Hearing Loss Prevention with Chocolate?

Hearing Loss and Chocolate

Ah, chocolate, to aficionados, the delicacy made from the beans of the cacao tree is nothing short of “manna from heaven.” To ordinary people, it’s just a food-like candy that other people are obsessed with. As much as modern culture treats it like candy, the origins of chocolate are rooted in medicine, and that it would seem is also its future. As ongoing research into chocolate and cacao shows, a vast array of health benefits for almost every part of the body is found inside. In 2019 scientists in Korea published findings from the Korean National Health and Nutrition Examination Survey conducted from 2012 to 2013 that stated, “our results suggest that chocolate decreases the rates of hypertension and dyslipidemia, which enables the preservation of hearing loss.”

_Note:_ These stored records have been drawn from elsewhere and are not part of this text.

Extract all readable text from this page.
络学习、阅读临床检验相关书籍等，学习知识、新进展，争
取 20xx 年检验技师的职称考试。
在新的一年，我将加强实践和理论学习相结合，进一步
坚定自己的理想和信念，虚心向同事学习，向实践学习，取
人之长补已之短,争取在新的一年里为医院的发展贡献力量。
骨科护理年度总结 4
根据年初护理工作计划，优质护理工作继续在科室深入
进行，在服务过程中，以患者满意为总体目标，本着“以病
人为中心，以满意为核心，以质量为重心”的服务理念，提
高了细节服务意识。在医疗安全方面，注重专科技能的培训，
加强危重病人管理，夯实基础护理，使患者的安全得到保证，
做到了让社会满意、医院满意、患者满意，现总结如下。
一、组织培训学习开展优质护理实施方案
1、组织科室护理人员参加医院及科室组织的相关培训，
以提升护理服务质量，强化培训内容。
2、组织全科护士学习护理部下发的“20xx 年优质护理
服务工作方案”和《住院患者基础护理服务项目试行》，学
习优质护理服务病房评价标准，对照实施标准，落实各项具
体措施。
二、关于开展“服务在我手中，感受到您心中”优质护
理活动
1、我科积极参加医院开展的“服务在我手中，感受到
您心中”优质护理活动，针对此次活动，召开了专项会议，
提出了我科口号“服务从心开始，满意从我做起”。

Hearing Loss and Chocolate: What is the Connection?

When the term “superfood” first appeared, cacao went very quickly to the top of the list. Initially native to South America, 90% of the cacao that is made into chocolate is grown in Africa. Today products made from chocolate are found everywhere humans go, from the local corner store to the antarctic circle and even into space. As it turns out, this is a good thing, as cacao is chock full of vitamins and nutrients. Iron, zinc, magnesium, phosphorus, and copper are all essential for proper nutrition and are found in chocolate and cacao. While the mechanisms are still not wholly understood, cacao is recognized for its anti-oxidant properties and can help reduce cardiovascular inflammation. It is theorized that the same could be valid for vascular hypertension, which is related to hearing loss.

The study conditions prevented the Korean researchers from determining any dosage information beyond “eaten a few times per week.” However, other studies on the effects of cacao could provide a few guidelines that could be helpful. It is well known that the process that turns cacao into chocolate reduces the efficacy and nutrient value of the beans. So it is recommended to get the darkest chocolate you can stand or, better yet, go for some sweetened cacao nibs. Unfortunately, the researchers could not find any correlation or helpful benefits for tinnitus. The results seem to indicate that chocolate and cacao help create a protective environment that helps prevent damage rather than a restorative one.